NHI is Mkhize’s biggest challenge
The private healthcare industry and civil society will be looking to new health minister Zweli Mkhize to provide clarity on where the government is going with its long-awaited National Health Insurance (NHI) policy, which made little progress under his predecessor Aaron Motsoaledi. All eyes on him: New health minister Zweli Mkhize has a huge NHI challenge on his hands; how to implement this in a crumbling public health system. He will also need a buy-in from the private health sector and cooperation from the provinces.

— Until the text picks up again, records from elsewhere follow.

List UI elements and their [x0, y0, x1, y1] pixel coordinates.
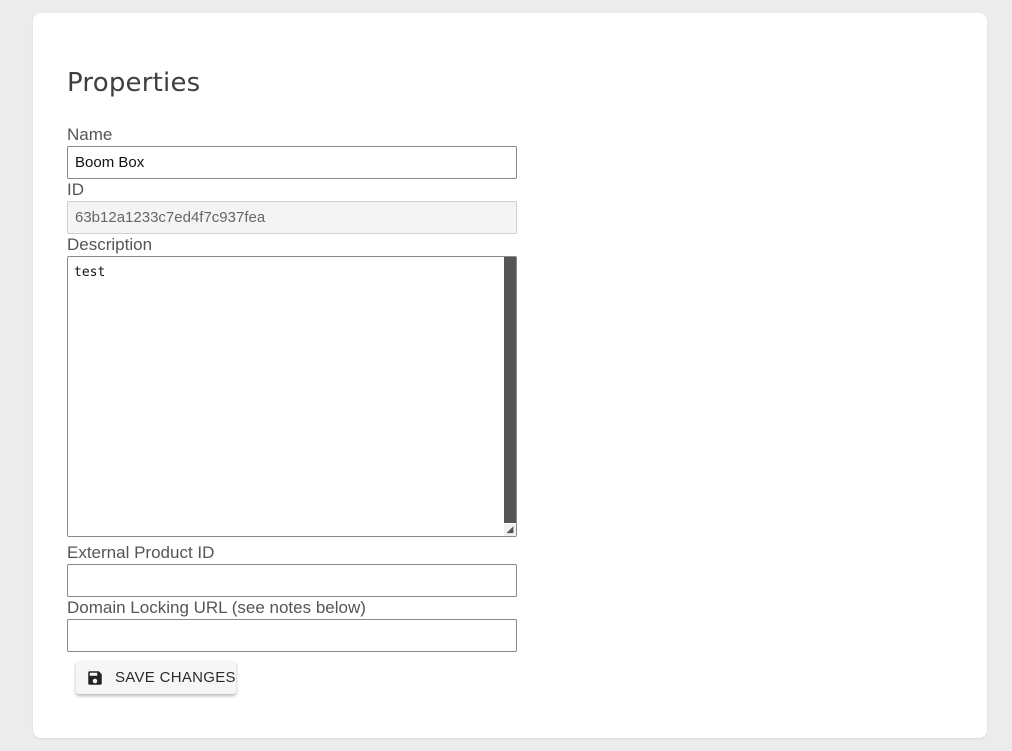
external-product-id-label: External Product ID: [67, 543, 215, 562]
id-label: ID: [67, 180, 84, 199]
description-label: Description: [67, 235, 153, 254]
description-textarea[interactable]: test: [68, 257, 504, 536]
external-product-id-input[interactable]: [67, 564, 517, 597]
resize-handle-icon[interactable]: ◢: [504, 524, 516, 536]
name-label: Name: [67, 125, 113, 144]
page-title: Properties: [67, 68, 201, 98]
id-input[interactable]: [67, 201, 517, 234]
floppy-disk-icon: [86, 669, 104, 687]
description-scrollbar[interactable]: [504, 257, 516, 523]
description-field: test ◢: [67, 256, 517, 537]
domain-locking-url-input[interactable]: [67, 619, 517, 652]
save-changes-button[interactable]: SAVE CHANGES: [76, 661, 236, 694]
domain-locking-url-label: Domain Locking URL (see notes below): [67, 598, 366, 617]
properties-card: Properties Name ID Description test ◢ Ex…: [33, 13, 987, 738]
save-changes-label: SAVE CHANGES: [115, 669, 236, 686]
name-input[interactable]: [67, 146, 517, 179]
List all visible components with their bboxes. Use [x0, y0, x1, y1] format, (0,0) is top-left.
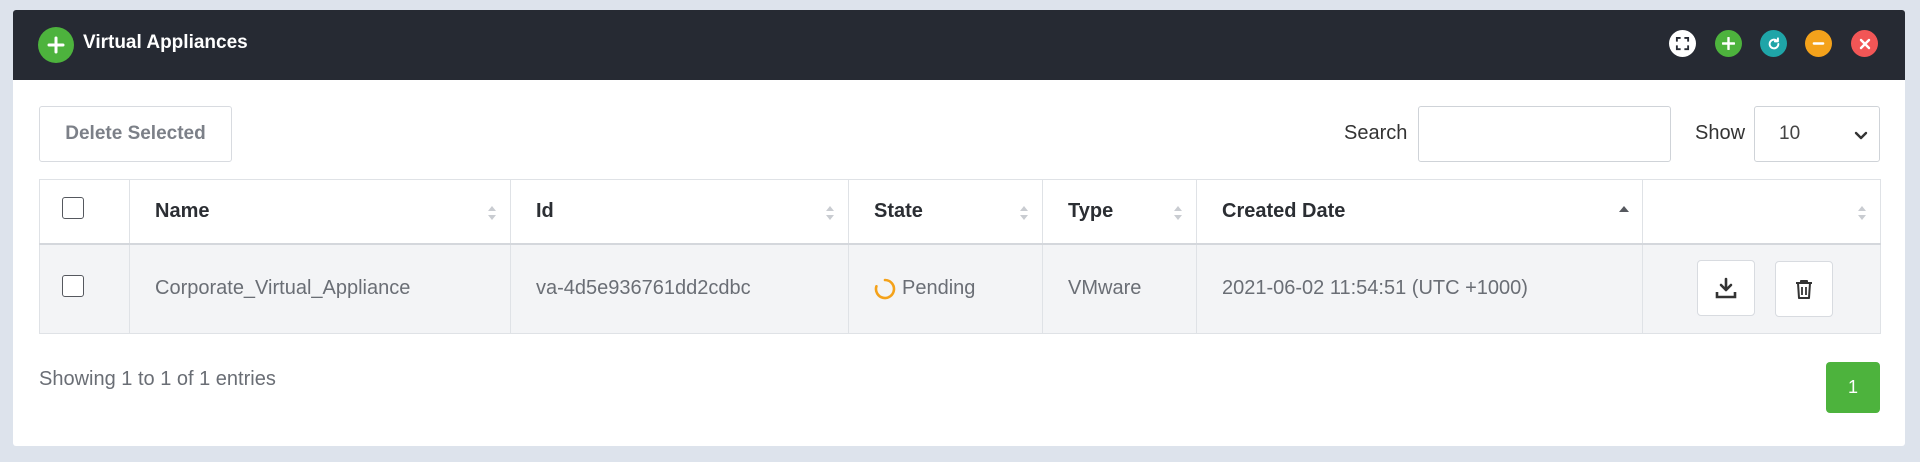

Driving through the reforms necessary to breathe life into the government’s ambitions to introduce universal health coverage on the back of an ailing public health system will be Mkhize’s biggest challenge. Given Mkhize’s experience working with business, and his reputation for being a pragmatist rather than an ideologue, hopes are high in the private healthcare industry that the days of a minister of health openly hostile to the sector are over.
Mkhize, 63, is a medical doctor with experience in public health and finance. He is widely regarded as a good listener who gets things done, characteristics critics say Motsoaledi lacked. Despite his passion for his portfolio, Motsoaledi presided over a series of catastrophic service breakdowns in public health during his 10-year tenure. He made little progress in getting the NHI past the policy stage. The cabinet is still to approve the first piece of legislation required to bring into effect the reforms spelt out in the NHI white paper published in June 2017. Mkhize has risen steadily through the ranks of the ANC since returning from exile in 1991. He was KwaZulu-Natal’s MEC for health from 1994 to 2004, before becoming provincial finance minister and then premier. In 2012 he took up the position of ANC treasurer-general and emerged as a potential presidential candidate in the contest to succeed former president Jacob Zuma in 2017. That political weight will be put to the test when he starts dealing with provincial health departments and MECs, who are given extensive powers by the constitution and do not take kindly to orders from the minister and his department.
Motsoaledi complained that he was held accountable for service delivery failures in the provinces that he was powerless to address. Whatever Mkhize manages to achieve with the provinces will cast a spotlight on Motsoaledi’s claim that his hands were tied. Mkhize, who has a reputation for being no pushover, faces an even more challenging task with provincial health departments when it comes to implementing NHI, as it envisages a purchaser-provider split that will effectively diminish their powers. Services for patients will be purchased by an NHI fund, which will bypass provincial health departments and contract with accredited public and private-sector providers.
Observers will closely watch the path the new health minister navigates with the NHI “war room” in the presidency, headed up by Olive Shisana.
The key question is whether he will allow the war room to retain the initiative and delegate to him the role of implementer, or whether he will find a way to bring that capacity into the department with him at the helm.